The biggest challenge for those affected negatively by the war in Afghanistan is that nearly half of the soldiers who participated in the Army study said that although they needed mental health treatment, they would not seek it because of the stigma of weakness that is placed upon getting such assistance. This perspective on psychological treatments has been a part of the soldier’s life for a long time and has not yet been influenced by the Army’s efforts to make it a more normal and necessary way of military life.
It has also been reported that the more tours on which a soldier has been deployed, the more likely he or she will be affected with mental illness. There have been five deployments since 2003, and some soldiers have gone on as many as four of those deployments during the eight years that they have been on active duty.
Back in 2012, Sgt. 1st Class, Joseph Aiello, was interviewed about his nine years of serving in Afghanistan. “It definitely takes a toll on family,” Aiello said, “The minute you lose focus that’s when incidents can start to happen.” Aiello explained that when he puts his mind on his family instead of staying on task, it tends to allow dangerous elements to enter into the operation.

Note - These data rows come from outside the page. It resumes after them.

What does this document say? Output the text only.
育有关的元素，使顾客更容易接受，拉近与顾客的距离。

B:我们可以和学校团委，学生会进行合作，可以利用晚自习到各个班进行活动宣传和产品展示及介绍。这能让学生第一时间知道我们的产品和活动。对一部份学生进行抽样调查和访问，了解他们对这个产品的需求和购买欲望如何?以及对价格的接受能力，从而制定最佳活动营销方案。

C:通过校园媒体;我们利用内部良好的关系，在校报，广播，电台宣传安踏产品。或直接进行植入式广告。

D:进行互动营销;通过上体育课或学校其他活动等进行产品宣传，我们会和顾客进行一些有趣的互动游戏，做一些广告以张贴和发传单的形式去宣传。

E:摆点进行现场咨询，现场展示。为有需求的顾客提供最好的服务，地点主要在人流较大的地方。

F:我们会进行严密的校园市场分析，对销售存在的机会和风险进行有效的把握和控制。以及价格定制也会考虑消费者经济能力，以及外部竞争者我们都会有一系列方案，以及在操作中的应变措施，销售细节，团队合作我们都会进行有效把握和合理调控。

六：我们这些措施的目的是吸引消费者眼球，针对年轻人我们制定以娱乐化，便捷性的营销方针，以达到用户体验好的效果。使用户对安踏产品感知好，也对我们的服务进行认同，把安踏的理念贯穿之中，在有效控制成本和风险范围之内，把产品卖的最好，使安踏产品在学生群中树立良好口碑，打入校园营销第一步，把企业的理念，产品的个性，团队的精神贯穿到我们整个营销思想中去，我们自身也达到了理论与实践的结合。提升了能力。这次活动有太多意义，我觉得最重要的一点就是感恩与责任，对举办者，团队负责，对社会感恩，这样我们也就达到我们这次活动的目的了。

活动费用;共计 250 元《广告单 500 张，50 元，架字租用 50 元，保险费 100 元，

Aiello also believes that the wives of those deployed are making just as many sacrifices as any of the fighters in Afghanistan. For Aiello’s wife, it is the day after day challenges of being a single, working mother with children who need her just as much as the wounded vets she treats in her physical therapy practice. Her contribution to the war effort is appreciated by her soldier husband.
Soldiers are experiencing improved mental health during this time of the winding down of the war in Afghanistan. The final push is for those soldiers who are in need of mental health treatment to have the personal courage and the support to accept the help being offered.